What would you do differently next time?

I’d look at adding in the spectacular Capitol Reef area which has bison trails, petroglyphs, and more great hiking.

What should we take with us?

If you’re an avid frequenter of National Parks, I highly recommend purchasing an America the Beautiful- The National Parks and Federal Recreational Lands Pass for $80, which covers entrance fees to every National Park and Federal Lands Recreation Area across the U.S. for 12 months from the month of purchase. By comparison, Zion and Bryce Canyon National Parks each charge $35 for vehicle entrance for a seven-day pass. 

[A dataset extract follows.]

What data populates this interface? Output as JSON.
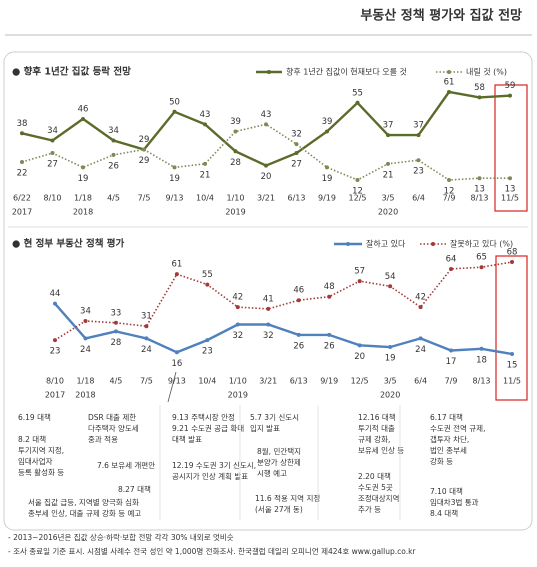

As far as clothing goes, I highly recommend packing layers. A flannel is a great option for hiking around the canyons, which shield you from the heat of the sun. I used to splurge on flannels, but if you check seasonally you can find a more affordable option from retailers like Old Navy. A vest is also a great option as it’s often not cold enough to warrant a jacket, but also not warm enough for just a shirt. I even slept in mine a few times on our trip. You’ll also want to bring a pair of waterproof hiking boots. I’ve gotten many years of use out of the Montara boot from Ahnu. This lightweight, waterproof boot offers a little more flexibility than a super stiff boot, making it extremely comfortable. Speaking of waterproof, gaiters are also a good idea, not to mention a must-have for any adventurer. Wherever I go, my gaiters go too. I’ve said this before and I’ll say it a hundred times more, wear sunscreen! I’m all for aging, but I’m not exactly jonesing to speed the process up. This “Unseen” facial sunscreen from Supergoop is the bomb. Lastly, you absolutely need a daypack for all your adventuring. I am a huge fan of Cotopaxi, whose tagline is “Gear for Good.” This Certified B-Corp dedicates 2% of their revenue to alleviating poverty. They also take a stand against the wastefulness of consumerism by making their gear out of scraps of leftover fabric, which is pretty bada$$. My husband and I each have a Luzon 18L Daypack, which is the perfect size for day hikes. This simple pack doesn’t have a ton of bells and whistles, but it more than gets the job done, is of sturdy construction, and is at a great price point.

What’s your best piece of advice for this type of trip?

Be flexible. My husband and I have been fortunate enough to go on some truly incredible trips during our six years together, from a month-long backpacking trip across Nicaragua to a two-week honeymoon in Kauai complete with a five-day Na Pali Coast outing. I can say with certainty that none of our trips would have been as enjoyable without a little flexibility. And that’s coming from a control freak. Sure, there’s something to be said for having a plan. But there’s an incredible amount of value in having the willingness to adjust when things don’t go according to that plan—which, in my experience, happens a lot. Our flexibility has allowed us to live our lives to the fullest and make the most of every trip. It has allowed us more time in places we unexpectedly fell in love with. And it has allowed us to travel trails that would have otherwise gone untraveled, to discover wonders that would have otherwise gone undiscovered, and to know adventures that would have otherwise gone unknown.